The synergic approach between machine learning, chemometrics, and NIR hyperspectral imagery for a real-time, reliable, and accurate prediction of mass loss in cement samples

Heliyon. 2023 Apr 30;9(5):e15898. doi: 10.1016/j.heliyon.2023.e15898. eCollection 2023 May.

Abstract

Alternative and non-destructive analytical methods that predict analyte concentration accurately and immediately in a specific matrix are becoming vital in the analytical chemistry domain.
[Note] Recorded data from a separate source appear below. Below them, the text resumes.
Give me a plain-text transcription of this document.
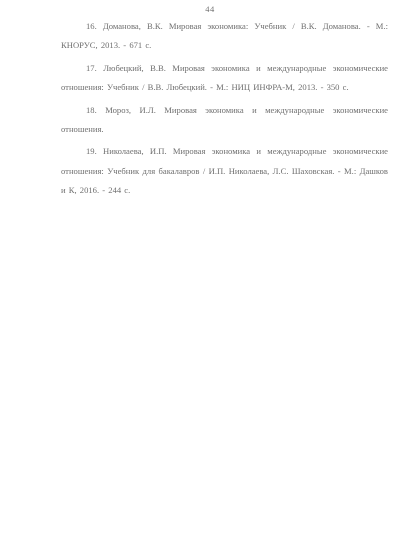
44

16. Доманова, В.К. Мировая экономика: Учебник / В.К. Доманова. - М.: КНОРУС, 2013. - 671 с.

17. Любецкий, В.В. Мировая экономика и международные экономические отношения: Учебник / В.В. Любецкий. - М.: НИЦ ИНФРА-М, 2013. - 350 с.

18. Мороз, И.Л. Мировая экономика и международные экономические отношения.

19. Николаева, И.П. Мировая экономика и международные экономические отношения: Учебник для бакалавров / И.П. Николаева, Л.С. Шаховская. - М.: Дашков и К, 2016. - 244 с.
Here, a new innovative and rapid method of predicting mass loss of cement samples based on a combination of Machine Learning (ML) and the emerging technique called Hyperspectral Imaging (HSI) is presented. The method has proved its reliability and accuracy by providing a predictive ML model, with satisfactory best validation scores recorded using partial least squared regression, with a reported ratio of performance to inter-quartile distance and root mean squared error of 12,89 and 0.337, respectively. Moreover, the possibility of optimizing and boosting the performance of the method by optimizing the predictive model performance has been suggested. Therefore, a features selection approach was conducted to disqualify non-relevant wavelengths and stress only relevant ones in order to make them the only contributors to a final optimized model. The best selected features subset was composed of 28 wavelengths out of 121, found by applying genetic algorithm combined to partial least squares regression as a feature selection method, on spectra preprocessed consecutively by the first-order savitzky-golay derivative calculated with 7-point quadratic SG filter, and multiplicative scatter correction method. The overall results show the possibility of combining HSI and ML for fast monitoring of water content in cement samples.

Keywords: Chemometrics; Hyperspectral imaging; Machine learning; Near InfraRed; Spectroscopy.